The bridge connects abstract UserRolesFeature AC methods to the spec interface. In normal production flow, code calls IUserRolesSpec directly. For compliance-sensitive operations (audit, regulatory), the validator bridge evaluates ACs explicitly:

[ForRequirement(typeof(UserRolesFeature))]
public record UserRolesValidator : UserRolesFeature
{
    private readonly IUserRolesSpec _spec;

    public UserRolesValidator(IUserRolesSpec spec) => _spec = spec;

    public override AcceptanceCriterionResult AdminCanAssignRoles(
        UserId actingUser, UserId targetUser, RoleId role)
    {
        var result = _spec.AssignRole(
            new User(actingUser, "acting", new HashSet<Role>()),
            new User(targetUser, "target", new HashSet<Role>()),
            new Role(role, role.Value, new HashSet<Permission>()));

        return result.IsSuccess
            ? AcceptanceCriterionResult.Satisfied()
            : AcceptanceCriterionResult.Failed(result.Reason!);
    }

    public override AcceptanceCriterionResult ViewerHasReadOnlyAccess(
        UserId viewer, ResourceId resource)
    {
        var result = _spec.EnforceReadOnlyAccess(
            new User(viewer, "viewer", new HashSet<Role>()),
            new Resource(resource, "generic"),
            Operation.Write);

        return !result.IsSuccess
            ? AcceptanceCriterionResult.Satisfied()
            : AcceptanceCriterionResult.Failed("Viewer was allowed to write");
    }

    public override AcceptanceCriterionResult RoleChangeTakesEffectImmediately(
        UserId user, RoleId previousRole, RoleId newRole)
    {
        var result = _spec.VerifyImmediateRoleEffect(
            new User(user, "user", new HashSet<Role>()),
            new Role(previousRole, previousRole.Value, new HashSet<Permission>()),
            new Role(newRole, newRole.Value, new HashSet<Permission>()));

        return result.IsSuccess
            ? AcceptanceCriterionResult.Satisfied()
            : AcceptanceCriterionResult.Failed(result.Reason!);
    }
}

Two runtime modes:

// Mode 1: Normal production flow -- call ISpec directly
public class RoleController
{
    private readonly IUserRolesSpec _spec;

    [HttpPost("users/{targetId}/role")]
    public IActionResult AssignRole(Guid targetId, [FromBody] AssignRoleRequest req)
    {
        var result = _spec.AssignRole(actingUser, targetUser, role);
        return result.IsSuccess ? Ok() : BadRequest(result.Reason);
    }
}

// Mode 2: Compliance mode -- validate ACs explicitly (audit trail, regulatory)
public class ComplianceService
{
    private readonly UserRolesValidator _validator;

    public AcceptanceCriterionResult AuditRoleAssignment(
        UserId acting, UserId target, RoleId role)
    {
        var result = _validator.AdminCanAssignRoles(acting, target, role);
        _auditLog.Record("FEATURE:UserRoles", "AC:AdminCanAssignRoles", result);
        return result;
    }
}

What makes Layer 2 work:

  1. IUserRolesSpec is a compiler-enforced contract.
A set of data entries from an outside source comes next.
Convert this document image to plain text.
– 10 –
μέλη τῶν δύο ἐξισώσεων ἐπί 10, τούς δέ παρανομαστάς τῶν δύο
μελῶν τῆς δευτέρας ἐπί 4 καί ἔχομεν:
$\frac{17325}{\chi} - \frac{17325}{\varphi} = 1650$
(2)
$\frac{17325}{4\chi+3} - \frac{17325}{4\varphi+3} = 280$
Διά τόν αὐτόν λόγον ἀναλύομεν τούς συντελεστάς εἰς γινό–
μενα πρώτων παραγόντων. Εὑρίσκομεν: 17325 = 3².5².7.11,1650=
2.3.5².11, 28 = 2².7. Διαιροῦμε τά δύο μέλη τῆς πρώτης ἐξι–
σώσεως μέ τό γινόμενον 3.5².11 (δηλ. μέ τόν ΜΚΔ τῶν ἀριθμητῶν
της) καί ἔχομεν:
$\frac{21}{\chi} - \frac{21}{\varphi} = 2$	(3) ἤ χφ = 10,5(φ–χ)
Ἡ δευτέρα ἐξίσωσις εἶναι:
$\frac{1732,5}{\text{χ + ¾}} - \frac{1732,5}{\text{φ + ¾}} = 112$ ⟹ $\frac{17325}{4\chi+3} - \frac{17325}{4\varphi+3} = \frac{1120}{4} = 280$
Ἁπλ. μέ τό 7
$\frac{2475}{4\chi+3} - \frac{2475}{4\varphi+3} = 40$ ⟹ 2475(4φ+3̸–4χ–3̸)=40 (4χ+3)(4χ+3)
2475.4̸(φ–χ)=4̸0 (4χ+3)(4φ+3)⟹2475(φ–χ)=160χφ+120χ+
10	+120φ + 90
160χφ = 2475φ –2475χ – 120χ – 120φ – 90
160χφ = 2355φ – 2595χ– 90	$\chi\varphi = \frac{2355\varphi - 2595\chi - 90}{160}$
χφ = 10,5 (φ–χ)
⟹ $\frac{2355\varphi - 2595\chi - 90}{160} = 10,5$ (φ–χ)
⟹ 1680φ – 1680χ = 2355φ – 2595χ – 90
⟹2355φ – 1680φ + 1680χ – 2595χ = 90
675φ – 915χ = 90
If Domain claims to implement user roles, it must implement every method.
  2. Each method on the interface is linked to its AC via [ForRequirement(typeof(...), nameof(...))] -- clickable in IDE.
  3. The validator bridge supports both runtime modes: normal production flow (ISpec) and compliance evaluation (validator).
  4. Specifications defines only interfaces. Domain types come from SharedKernel. No duplication.